Chalmers legacy

To the editor:

Former Kansas University Chancellor E. Laurence Chalmers Jr., who died two weeks ago, faced challenges that he and other university presidents of that time (1969-1972) would have happily traded for today’s budget crisis or athletic department controversy.

Chalmers had to deal with the aftermath of a campus bombing, vandalism, an arson fire at the Kansas Union and off-campus shootings. He walked a tightrope between Kansans demanding stronger action against the protests on one side and rebellious students on the other. He, along with others such as then Highway Patrol Superintendent William Albott, was instrumental in keeping KU from becoming another Kent State University, where four students were shot and killed by National Guardsmen in 1970.

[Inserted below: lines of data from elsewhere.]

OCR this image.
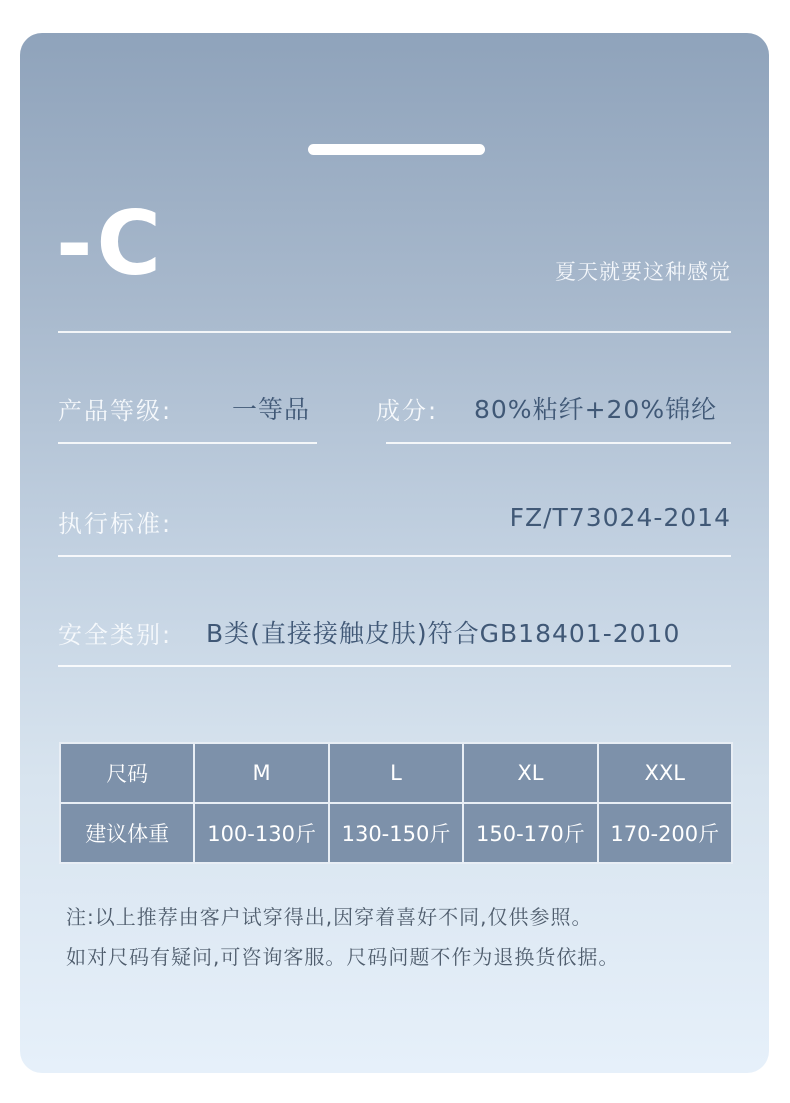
-C	夏天就要这种感觉
产品等级: 一等品	成分: 80%粘纤+20%锦纶
执行标准:	FZ/T73024-2014
安全类别: B类(直接接触皮肤)符合GB18401-2010
尺码	M	L	XL	XXL
建议体重	100-130斤	130-150斤	150-170斤	170-200斤
注:以上推荐由客户试穿得出,因穿着喜好不同,仅供参照。
如对尺码有疑问,可咨询客服。尺码问题不作为退换货依据。
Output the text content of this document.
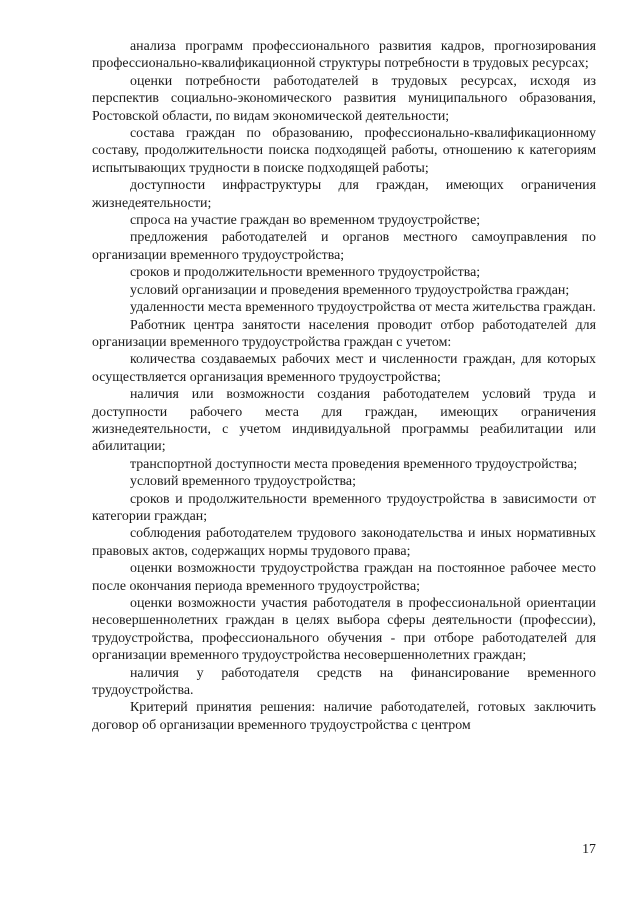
анализа программ профессионального развития кадров, прогнозирования профессионально-квалификационной структуры потребности в трудовых ресурсах;

оценки потребности работодателей в трудовых ресурсах, исходя из перспектив социально-экономического развития муниципального образования, Ростовской области, по видам экономической деятельности;

состава граждан по образованию, профессионально-квалификационному составу, продолжительности поиска подходящей работы, отношению к категориям испытывающих трудности в поиске подходящей работы;

доступности инфраструктуры для граждан, имеющих ограничения жизнедеятельности;

спроса на участие граждан во временном трудоустройстве;

предложения работодателей и органов местного самоуправления по организации временного трудоустройства;

сроков и продолжительности временного трудоустройства;

условий организации и проведения временного трудоустройства граждан;

удаленности места временного трудоустройства от места жительства граждан.

Работник центра занятости населения проводит отбор работодателей для организации временного трудоустройства граждан с учетом:

количества создаваемых рабочих мест и численности граждан, для которых осуществляется организация временного трудоустройства;

наличия или возможности создания работодателем условий труда и доступности рабочего места для граждан, имеющих ограничения жизнедеятельности, с учетом индивидуальной программы реабилитации или абилитации;

транспортной доступности места проведения временного трудоустройства;

условий временного трудоустройства;

сроков и продолжительности временного трудоустройства в зависимости от категории граждан;

соблюдения работодателем трудового законодательства и иных нормативных правовых актов, содержащих нормы трудового права;

оценки возможности трудоустройства граждан на постоянное рабочее место после окончания периода временного трудоустройства;

оценки возможности участия работодателя в профессиональной ориентации несовершеннолетних граждан в целях выбора сферы деятельности (профессии), трудоустройства, профессионального обучения - при отборе работодателей для организации временного трудоустройства несовершеннолетних граждан;

наличия у работодателя средств на финансирование временного трудоустройства.

Критерий принятия решения: наличие работодателей, готовых заключить договор об организации временного трудоустройства с центром

17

I interviewed him many times as a University Daily Kansan editorial writer and later as a Journal-World reporter, and he often stated his belief that overreaction only strengthened radicals. I was in his office in May 1972 when 200 protesters flooded in, beginning a tense nightlong occupation. I watched him defuse what could have turned into a violent confrontation while resisting demands that the university take stronger antiwar actions.

My KU diploma bears his signature with a curious two periods after his middle initial: He personally signed every graduating senior’s diploma, using that as a signal that he recognized your name, giving a personal touch to an impersonal document.

There may never be a Chalmers Hall on the KU campus, but he leaves a living legacy.